De la musique à la poésie, et de nouveau à la musique, Valente trace pour le compositeur l'itinéraire à suivre entre les quatorze textes de ce recueil entendus « comme quatorze variations sur le mouvement originaire que libèrent les quatorze premières lettres (qui, bien entendu, sont lettres et nombres) de l’alphabet hébreu. » Et encore: « La création dépendrait de la mesure dans laquelle le compositeur peut faire converger (par tâtonnements et attente) sa propre énergie avec l'Ursatz.
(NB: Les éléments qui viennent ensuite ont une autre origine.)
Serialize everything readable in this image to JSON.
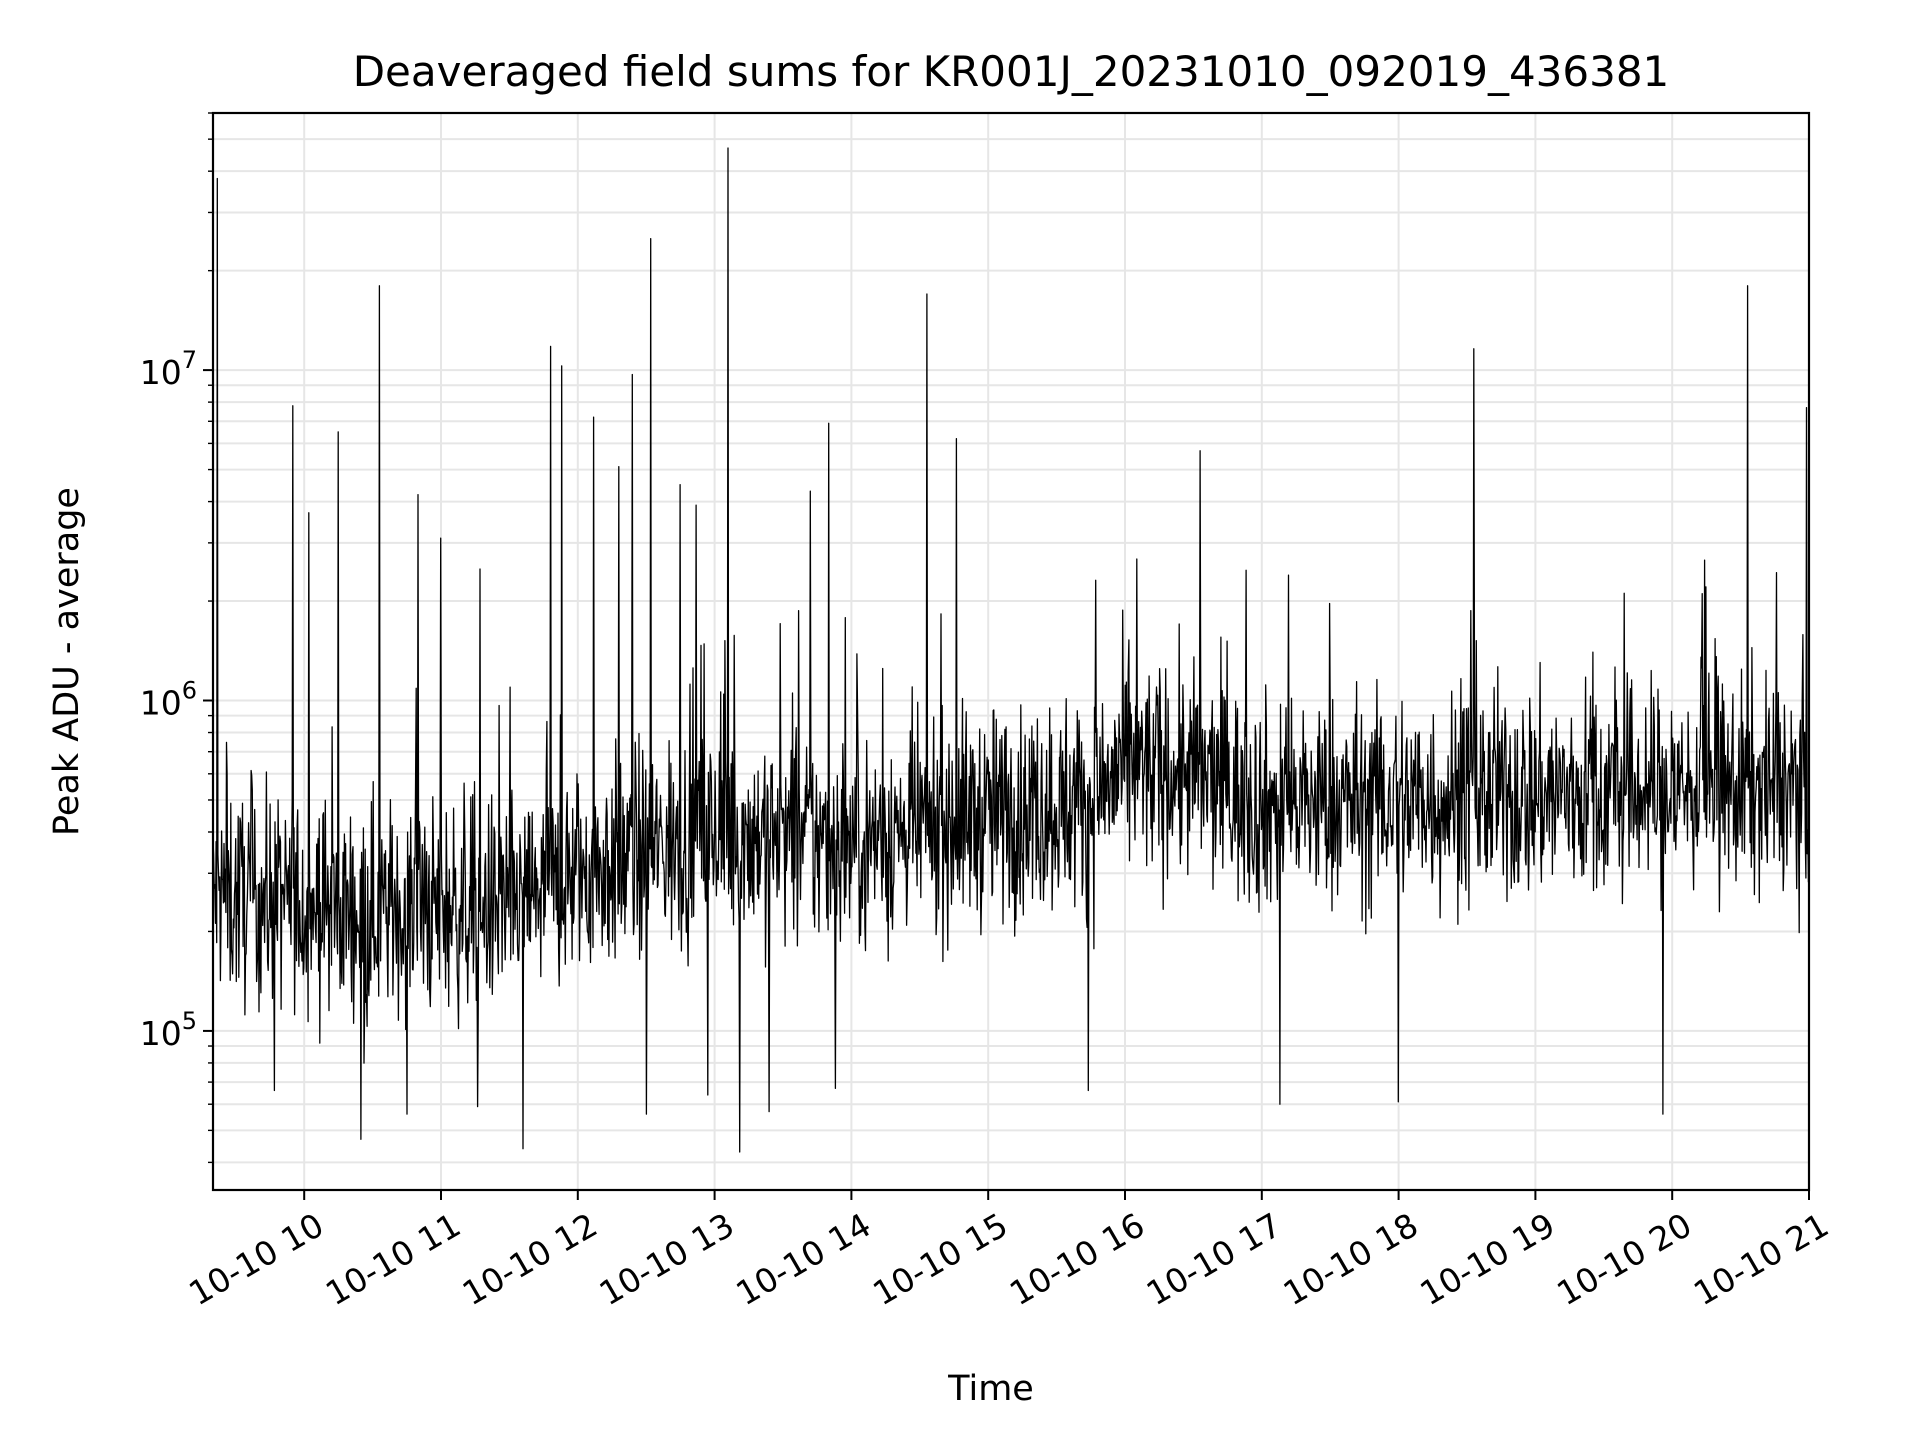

Ce qu’en musique on appelle variation serait, de ce point de vue, un mode de méditation créatrice sur le mouvement originaire, sur une forme universelle. »
La pièce que je souhaiterais écrire d'après les textes de Tres lecciones de tinieblas se rattachera donc à l'histoire de ce genre musical liturgique créé en France au XVIIe siècle, destiné au premier des trois nocturnes qui accompagnent chaque office des Ténèbres. Disparaissant dans la première moitié du XVIIIe siècle, il fournit un thème lyrique souvent évoqué en littérature jusqu'à nos jours.
Cette composition sera pour chœur symphonique (minimum 24 éléments, nombre idéal 32) auquel s'intégrera un traitement électronique en temps réel et en temps différé.
L’électronique permettra d’ajouter au chœur réel - organisé à 3, 4, 5, 6, 7, 8 parties réelles - un chœur virtuel de façon subreptice, fantomatique, ou bien totalement envahissante, selon deux modalités principales :
- 1 en agissant dans le même espace que le chœur réel (densification/saturation harmonique-polyphonique ou bien filtrage spectral) ;
- 2 en agissant dans un autre espace ou dans plusieurs espaces que le chœur réel (effets de répons, miroir, écho, masquage, illusion acoustique).
Dans le premier cas, pour l'électronique il s'agira de temps réel à partir d'une captation de groupes (S-Ms-A-T-Bar-B), d’un soliste pour chaque tessiture, et d’une captation générale de l’ensemble du chœur ; il s’agira aussi de temps réel simulé (déclenchements d'un bon nombre d'échantillons préenregistrés de la même formation). L’objectif sera de multiplier les voix solistes, les groupes, et même le chœur entier.
Dans le second cas, pour l'électronique il s'agira de temps réel sur une captation générale, et sur captations par sections. L’objectif sera de spatialiser, de filtrer et de démultiplier le chœur.
Les résultats de ce traitement se répercuteront sur une sorte d’ensemble instrumental virtuel, créé par l’électronique en développant des structures sonores de synthèse, qui agira comme environnement récepteur conditionné par l’ensemble des masses chorales (réelles et virtuelles) en interaction. De façon plus ponctuelle, à cet « orchestre de synthèse » sera également confié le rôle « traditionnel » de soutien des voix, d’accompagnateur ou d’interlocuteur dialogique du chœur lors de sections responsoriales qui pourront entrecouper le flux musical et qui seront basées sur un traitement a cappella des voix.
La durée de cette pièce sera de 35 minutes environ.
Les partenaires de ce projet sont le SWR Vokalensemble Stuttgart et l’IRCAM (Thomas Goepfer, en qualité de réalisateur en informatique musicale).